Dear community, lately i’ve played around with QAT on the PyTorch level. My model was a custom CNN/MLP model for image classification, containing only the following layers:
- Conv2D
- MaxPool2D
- Linear
- Dropout (for training only obv.)
- QuantStub/Dequantstub
Without quantization the performance was around 92%. Using quantization-aware-training (following PyTorch’s guide: https://pytorch.org/tutorials/advanced/static_quantization_tutorial.html#quantization-aware-training) the performance was still on a high level (around 91.6%) in PyTorch. Now following TVM’s guide for deploying a prequantized model (https://tvm.apache.org/docs/tutorials/frontend/deploy_prequantized.html). the measured accuracy on the TVM level (for the whole test-set for my QAT-model) dropped down to 60%. I was training on PyTorch 1.5.1, deploying on x86, quantizing through QNN on the TVM level (which i could see in the Relay IR).

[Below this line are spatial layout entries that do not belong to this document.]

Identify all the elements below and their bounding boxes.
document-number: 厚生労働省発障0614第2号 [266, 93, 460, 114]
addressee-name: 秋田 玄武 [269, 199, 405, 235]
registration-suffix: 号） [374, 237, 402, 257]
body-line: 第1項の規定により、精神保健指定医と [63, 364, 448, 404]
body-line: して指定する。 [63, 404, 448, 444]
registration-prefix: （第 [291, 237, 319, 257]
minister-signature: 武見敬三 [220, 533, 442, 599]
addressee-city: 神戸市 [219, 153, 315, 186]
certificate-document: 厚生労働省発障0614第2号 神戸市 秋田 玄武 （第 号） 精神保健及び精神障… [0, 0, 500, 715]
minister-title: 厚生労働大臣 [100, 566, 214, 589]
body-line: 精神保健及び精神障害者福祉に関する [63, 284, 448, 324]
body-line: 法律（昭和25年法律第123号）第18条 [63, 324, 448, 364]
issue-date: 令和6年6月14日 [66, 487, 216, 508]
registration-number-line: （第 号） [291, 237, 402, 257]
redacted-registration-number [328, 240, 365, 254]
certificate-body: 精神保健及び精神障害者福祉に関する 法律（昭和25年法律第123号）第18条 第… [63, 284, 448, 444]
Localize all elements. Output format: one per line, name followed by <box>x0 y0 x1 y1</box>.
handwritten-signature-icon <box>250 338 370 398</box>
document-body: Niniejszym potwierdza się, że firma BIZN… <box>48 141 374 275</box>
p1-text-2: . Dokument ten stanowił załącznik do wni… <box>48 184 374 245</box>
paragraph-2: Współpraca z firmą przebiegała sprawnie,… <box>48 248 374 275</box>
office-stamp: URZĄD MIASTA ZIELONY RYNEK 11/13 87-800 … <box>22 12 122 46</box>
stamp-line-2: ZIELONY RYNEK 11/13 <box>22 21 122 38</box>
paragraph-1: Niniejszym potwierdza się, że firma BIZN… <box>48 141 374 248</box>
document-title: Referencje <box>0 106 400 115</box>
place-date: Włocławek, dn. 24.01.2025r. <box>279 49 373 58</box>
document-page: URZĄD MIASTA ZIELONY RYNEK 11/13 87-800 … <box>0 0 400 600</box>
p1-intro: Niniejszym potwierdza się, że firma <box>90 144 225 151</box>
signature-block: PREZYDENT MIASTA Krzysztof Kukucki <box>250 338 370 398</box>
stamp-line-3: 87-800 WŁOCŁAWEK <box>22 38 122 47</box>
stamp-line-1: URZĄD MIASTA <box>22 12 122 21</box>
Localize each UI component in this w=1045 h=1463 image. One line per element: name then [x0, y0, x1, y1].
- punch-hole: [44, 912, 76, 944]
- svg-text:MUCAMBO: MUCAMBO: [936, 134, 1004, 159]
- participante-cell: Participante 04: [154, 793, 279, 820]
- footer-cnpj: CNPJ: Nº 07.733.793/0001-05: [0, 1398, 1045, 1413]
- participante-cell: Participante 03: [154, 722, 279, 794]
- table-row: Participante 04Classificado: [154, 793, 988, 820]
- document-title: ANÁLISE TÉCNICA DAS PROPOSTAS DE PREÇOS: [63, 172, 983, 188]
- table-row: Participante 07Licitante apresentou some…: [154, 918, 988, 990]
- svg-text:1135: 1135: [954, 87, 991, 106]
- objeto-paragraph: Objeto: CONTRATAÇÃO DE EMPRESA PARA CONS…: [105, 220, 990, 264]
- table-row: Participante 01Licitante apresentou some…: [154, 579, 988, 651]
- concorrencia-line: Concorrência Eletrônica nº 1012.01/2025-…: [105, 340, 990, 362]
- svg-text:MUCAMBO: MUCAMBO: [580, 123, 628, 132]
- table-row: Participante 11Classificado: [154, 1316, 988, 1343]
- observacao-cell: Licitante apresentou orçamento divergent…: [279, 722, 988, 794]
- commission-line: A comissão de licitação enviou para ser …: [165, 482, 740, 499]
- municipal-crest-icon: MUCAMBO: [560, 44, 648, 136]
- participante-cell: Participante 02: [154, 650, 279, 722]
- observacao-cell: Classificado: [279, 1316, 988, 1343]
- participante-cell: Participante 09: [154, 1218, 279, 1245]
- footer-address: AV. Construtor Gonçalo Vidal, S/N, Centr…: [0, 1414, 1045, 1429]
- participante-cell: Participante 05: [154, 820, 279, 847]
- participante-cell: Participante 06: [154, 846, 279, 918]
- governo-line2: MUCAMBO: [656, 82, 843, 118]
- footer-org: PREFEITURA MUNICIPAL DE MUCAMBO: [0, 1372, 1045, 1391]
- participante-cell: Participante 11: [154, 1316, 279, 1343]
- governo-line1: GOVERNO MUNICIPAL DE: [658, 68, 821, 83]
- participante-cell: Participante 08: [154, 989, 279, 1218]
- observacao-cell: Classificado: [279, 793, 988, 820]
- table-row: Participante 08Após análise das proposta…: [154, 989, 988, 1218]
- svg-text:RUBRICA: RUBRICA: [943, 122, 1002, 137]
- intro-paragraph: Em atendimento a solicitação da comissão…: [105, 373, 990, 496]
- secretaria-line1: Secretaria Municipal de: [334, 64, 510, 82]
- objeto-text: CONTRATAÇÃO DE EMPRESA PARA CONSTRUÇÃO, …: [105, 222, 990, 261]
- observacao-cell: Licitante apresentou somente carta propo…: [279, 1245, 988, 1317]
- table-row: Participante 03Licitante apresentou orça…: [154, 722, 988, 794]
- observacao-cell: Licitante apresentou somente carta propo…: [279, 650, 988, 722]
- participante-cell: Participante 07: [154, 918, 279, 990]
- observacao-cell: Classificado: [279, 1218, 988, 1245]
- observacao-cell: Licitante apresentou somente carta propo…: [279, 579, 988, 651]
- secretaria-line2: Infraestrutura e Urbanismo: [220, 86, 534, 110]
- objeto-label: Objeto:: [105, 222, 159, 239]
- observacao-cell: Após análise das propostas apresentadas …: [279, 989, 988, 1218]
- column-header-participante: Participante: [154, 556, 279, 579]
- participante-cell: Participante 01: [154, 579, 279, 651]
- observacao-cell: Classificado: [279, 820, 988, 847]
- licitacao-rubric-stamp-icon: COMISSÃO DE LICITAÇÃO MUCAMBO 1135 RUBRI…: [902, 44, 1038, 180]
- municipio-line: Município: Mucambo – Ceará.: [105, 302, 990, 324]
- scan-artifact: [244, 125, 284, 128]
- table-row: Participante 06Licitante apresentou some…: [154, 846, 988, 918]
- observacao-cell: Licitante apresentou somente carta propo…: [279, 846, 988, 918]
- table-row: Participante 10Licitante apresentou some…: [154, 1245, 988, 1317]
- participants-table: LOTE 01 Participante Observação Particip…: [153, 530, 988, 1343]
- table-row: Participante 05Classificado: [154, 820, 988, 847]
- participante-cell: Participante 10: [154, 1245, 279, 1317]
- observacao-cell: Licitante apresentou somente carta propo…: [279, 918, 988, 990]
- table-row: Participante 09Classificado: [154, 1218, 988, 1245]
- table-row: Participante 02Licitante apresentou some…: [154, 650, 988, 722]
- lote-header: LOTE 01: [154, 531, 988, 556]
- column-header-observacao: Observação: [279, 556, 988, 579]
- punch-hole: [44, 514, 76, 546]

Any suggestions how this could happen?
Trying to dive further into the accuracy drop off i observed a strange behaviour for TVM’s accuracy:
In the first column you see the amount of epochs that i trained the model. The next two columns represent the measured accuracy of the QAT-trained model on the PyTorch and TVM level. The last column represents the %-delta between the two accuracy values. Apparently the accuracy on the TVM level decreases the longer i train my model (while accuracy on the PyTorch level obviously increases). Another interesting thing i observed was the accuracy differences when freezing quantization parameters earlier in the training process: the earlier i freeze the quantization parameters, the higher the accuracy is in TVM (freezing after 1 epoch: 77% accuracy, freezing after 8 epochs (from 20): 60%).
Im sorry if i missed any necessary information, its my first blog post on this forum! I will happily add any requested information or even scripts to reproduce.
Do you have any idea how…
- The drop-off from around 90% (in PyTorch) to 60% (in TVM) can be explained?
- The decreasing TVM accuracy together with the later freezing of the quantization parameters can be explained?
Best regards, Knight3